Figli (e figlie) di madri troppo madri, Figli di cultura malata, misogina, Non Cultura sulla quale occorre lavorare costantemente con coraggio, con prepotenza perfino. Su una Legge che davvero tuteli la donna in quanto tale, e non cosa.
Meritocrazia?
Credo che in questa piccola, provinciale Italia ci siamo talmente abituati all’improvvisazione e alla mediocrita’ che l’autentica capacita’, in un qualsivoglia campo, va a provocare sorpresa, sdegno quasi.

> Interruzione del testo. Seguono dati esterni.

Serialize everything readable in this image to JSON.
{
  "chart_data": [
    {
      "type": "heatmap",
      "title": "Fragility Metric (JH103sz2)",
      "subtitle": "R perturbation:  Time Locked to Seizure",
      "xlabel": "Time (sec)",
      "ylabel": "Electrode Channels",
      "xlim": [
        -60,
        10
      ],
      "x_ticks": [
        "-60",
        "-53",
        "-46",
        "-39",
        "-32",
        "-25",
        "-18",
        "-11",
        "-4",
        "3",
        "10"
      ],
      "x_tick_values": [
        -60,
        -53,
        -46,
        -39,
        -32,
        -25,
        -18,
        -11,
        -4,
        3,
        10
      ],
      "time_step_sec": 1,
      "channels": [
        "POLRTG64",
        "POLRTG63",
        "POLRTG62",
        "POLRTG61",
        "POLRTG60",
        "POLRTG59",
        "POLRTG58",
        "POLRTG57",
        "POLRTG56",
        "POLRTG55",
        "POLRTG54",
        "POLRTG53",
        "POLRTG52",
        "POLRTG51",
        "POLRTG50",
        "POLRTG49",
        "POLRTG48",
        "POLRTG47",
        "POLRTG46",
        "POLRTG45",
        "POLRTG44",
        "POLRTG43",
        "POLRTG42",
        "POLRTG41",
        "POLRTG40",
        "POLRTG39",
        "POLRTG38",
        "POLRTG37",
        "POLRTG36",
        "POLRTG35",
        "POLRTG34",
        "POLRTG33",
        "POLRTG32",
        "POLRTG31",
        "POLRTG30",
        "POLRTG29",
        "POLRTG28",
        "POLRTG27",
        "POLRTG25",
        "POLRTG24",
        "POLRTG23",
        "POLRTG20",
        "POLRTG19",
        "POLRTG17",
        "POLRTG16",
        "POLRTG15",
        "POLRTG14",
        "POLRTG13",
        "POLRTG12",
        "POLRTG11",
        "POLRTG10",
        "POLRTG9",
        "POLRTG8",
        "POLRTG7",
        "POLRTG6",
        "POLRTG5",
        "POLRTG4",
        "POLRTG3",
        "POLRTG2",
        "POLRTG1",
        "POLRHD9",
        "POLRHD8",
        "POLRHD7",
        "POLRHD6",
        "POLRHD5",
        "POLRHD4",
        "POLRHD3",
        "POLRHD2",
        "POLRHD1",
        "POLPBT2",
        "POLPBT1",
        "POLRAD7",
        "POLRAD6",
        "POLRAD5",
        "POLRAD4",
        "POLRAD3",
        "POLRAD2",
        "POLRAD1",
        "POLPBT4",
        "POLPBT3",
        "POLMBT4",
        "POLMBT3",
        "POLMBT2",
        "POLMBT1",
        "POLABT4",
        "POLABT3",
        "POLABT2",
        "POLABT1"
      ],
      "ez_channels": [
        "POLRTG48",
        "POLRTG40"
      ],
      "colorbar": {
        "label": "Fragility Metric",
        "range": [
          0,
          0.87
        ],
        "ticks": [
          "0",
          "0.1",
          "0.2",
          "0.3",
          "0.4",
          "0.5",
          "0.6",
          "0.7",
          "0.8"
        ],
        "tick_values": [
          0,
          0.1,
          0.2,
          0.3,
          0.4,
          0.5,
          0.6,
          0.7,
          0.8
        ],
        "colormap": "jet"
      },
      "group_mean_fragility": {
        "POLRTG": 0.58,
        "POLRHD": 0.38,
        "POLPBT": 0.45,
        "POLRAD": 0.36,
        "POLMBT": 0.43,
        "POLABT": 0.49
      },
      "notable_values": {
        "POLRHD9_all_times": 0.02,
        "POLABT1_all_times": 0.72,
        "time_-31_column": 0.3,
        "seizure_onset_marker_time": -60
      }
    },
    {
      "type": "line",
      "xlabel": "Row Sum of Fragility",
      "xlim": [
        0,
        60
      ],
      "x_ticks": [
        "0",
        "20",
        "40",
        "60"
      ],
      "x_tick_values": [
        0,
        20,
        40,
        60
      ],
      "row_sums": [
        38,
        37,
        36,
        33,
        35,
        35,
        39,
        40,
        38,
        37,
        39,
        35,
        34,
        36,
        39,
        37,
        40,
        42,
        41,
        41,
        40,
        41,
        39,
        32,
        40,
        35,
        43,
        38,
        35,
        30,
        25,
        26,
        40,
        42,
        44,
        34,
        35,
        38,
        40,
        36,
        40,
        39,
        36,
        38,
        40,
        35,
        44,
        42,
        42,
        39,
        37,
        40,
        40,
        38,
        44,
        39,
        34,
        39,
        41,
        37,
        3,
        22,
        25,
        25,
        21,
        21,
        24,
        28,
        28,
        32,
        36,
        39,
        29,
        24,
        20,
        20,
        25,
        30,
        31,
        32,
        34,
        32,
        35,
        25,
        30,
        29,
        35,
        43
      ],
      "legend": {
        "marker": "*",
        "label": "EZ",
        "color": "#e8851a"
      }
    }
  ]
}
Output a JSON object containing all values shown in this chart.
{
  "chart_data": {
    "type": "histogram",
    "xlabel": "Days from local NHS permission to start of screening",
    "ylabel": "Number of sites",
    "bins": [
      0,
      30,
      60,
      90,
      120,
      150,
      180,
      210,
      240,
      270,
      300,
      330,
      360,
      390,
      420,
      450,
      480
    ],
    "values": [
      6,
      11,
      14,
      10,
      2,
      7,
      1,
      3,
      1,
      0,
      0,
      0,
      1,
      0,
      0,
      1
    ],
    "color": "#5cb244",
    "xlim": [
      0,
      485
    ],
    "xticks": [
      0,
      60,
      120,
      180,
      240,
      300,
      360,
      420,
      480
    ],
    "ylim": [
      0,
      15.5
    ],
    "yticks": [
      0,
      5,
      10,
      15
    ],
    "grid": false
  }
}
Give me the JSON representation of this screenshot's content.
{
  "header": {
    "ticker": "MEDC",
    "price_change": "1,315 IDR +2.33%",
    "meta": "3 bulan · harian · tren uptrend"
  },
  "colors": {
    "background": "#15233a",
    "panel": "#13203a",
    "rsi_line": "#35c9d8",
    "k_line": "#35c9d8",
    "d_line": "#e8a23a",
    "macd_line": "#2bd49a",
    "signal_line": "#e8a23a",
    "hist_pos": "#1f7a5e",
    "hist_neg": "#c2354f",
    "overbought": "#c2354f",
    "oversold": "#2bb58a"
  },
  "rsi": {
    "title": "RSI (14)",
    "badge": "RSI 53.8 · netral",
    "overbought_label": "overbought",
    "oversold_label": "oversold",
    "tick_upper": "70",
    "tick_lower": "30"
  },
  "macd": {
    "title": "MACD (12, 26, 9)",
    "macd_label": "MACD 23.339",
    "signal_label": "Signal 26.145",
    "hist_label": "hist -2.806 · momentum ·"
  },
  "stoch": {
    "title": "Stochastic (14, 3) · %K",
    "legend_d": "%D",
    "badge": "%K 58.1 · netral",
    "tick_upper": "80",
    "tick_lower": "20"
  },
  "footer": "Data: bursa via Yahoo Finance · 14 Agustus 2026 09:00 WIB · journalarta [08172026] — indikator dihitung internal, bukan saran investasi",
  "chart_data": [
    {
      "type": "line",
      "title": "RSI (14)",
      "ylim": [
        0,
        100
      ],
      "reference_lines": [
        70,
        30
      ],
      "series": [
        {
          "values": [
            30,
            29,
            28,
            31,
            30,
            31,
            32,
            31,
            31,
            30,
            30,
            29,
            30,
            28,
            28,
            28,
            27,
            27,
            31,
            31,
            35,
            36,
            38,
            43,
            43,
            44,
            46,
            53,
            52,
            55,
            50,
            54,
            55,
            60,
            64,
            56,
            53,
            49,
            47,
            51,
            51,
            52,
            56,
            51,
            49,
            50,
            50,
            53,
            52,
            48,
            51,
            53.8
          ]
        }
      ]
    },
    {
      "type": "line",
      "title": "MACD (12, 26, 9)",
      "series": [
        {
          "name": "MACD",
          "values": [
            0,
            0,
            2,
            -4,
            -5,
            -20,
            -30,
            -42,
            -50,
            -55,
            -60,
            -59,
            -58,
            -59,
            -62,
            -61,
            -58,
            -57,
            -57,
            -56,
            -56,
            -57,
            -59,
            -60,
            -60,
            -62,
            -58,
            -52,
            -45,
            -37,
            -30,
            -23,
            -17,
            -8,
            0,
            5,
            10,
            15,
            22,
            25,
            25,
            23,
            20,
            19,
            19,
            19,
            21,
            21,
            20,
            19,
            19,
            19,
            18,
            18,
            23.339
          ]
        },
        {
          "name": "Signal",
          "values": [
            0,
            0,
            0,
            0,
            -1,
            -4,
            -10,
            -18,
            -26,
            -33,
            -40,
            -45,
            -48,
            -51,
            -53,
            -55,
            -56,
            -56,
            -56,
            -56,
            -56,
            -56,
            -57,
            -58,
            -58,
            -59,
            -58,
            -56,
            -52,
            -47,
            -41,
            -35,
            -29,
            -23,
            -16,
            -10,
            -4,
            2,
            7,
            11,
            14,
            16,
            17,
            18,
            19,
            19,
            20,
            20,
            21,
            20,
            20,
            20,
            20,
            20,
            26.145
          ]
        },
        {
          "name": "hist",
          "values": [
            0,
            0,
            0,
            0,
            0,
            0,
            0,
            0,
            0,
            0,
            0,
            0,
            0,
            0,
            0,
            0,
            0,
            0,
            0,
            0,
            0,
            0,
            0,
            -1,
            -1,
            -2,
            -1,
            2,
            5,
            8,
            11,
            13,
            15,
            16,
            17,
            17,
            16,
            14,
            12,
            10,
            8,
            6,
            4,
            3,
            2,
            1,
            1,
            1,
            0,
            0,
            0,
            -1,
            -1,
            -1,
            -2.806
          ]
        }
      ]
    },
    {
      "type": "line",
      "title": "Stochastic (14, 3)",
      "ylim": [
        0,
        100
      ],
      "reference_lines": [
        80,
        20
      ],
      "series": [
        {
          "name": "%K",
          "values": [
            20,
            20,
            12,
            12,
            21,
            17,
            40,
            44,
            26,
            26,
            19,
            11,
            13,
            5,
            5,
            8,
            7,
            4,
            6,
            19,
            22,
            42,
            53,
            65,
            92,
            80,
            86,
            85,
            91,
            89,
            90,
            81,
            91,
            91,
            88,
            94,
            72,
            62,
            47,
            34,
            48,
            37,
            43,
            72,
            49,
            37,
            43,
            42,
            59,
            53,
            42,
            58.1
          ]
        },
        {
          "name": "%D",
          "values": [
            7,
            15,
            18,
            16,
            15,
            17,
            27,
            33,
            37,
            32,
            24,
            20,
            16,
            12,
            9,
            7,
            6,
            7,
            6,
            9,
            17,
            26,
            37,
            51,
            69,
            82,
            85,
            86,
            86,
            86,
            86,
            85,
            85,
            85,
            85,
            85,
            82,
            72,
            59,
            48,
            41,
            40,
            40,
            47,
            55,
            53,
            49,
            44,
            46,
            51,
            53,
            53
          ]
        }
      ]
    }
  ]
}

Potrei parlare d’ indifferenza o individualismo, so quanto la meschinita’ umana venga fuori nel momento stesso in cui l’altro e’ piu’ debole, bisognoso di sostegno. Miseria umana, appunto, o legge del branco. Si dice di Quote Rosa, Donne con le Gonne, che il destino delle donne e’ essere madri e altre supercazzole deSnaturate che ci fanno rimpiangere, per l’ennesima volta, di essere nate Donne. Penso che la consapevolezza debba nascere in primis dalle Donne. Cosi’ come il rispetto verso se stesse, e da donna a donna. E’ la ‘mia’ sorellanza? Si, Sorellanza. Che non significa perdere in femminilita’…paradossalmente la specie maschio ci porta a corazzarci, indurirci, renderci piu’ simili a lui. Il rischio maggiore sta in una donna che perde se stessa, che fa l’uomo. Forse amici miei si tratta di scegliere tra la pillola blu e la rossa: una Verita’ o il ritorno all’inconsapevolezza. Le mezze misure non esistono…tra i voli alti ed un ciondolare radenti, mai superando la rete di contenimento. Se prendi la pillola rossa ti conosci e Conosci finalmente e davvero, ma poi non puoi tornare indietro, accada quel che accada. Conosci i tuoi diritti di Donna, perche’ sei qui e cosa puoi fare per te e le altre, ora. Qualcuno la chiama consapevolezza, io preferisco chiamarla conoscenza; forse la forza piu’ grande di una Donna. Onanismo intellettuale, mi dici? Puo’ darsi. Cadere in noi, viaggiarci…penso che soltanto in questo modo, poi, si sara’ in grado di penetrare gli altri, comprendere l’Umanita’ oltre il Velo del pregiudizio, della normale indifferenza che l’avvolge o anche soltanto, semplicemente, accettare la diversita’.
Credo nella Donna.
Credo che la donna sia destinata dalla Natura (gia’ femmina) al volo alto, senza rete. Donna e’ Natura, Natura Dio, ciclo, partoriente portatrice di Energia: la Donna e’ sempre stata Dio, amici miei.
Un Dio che, spesso, e’ obbligato a castrare la sua autentica forza.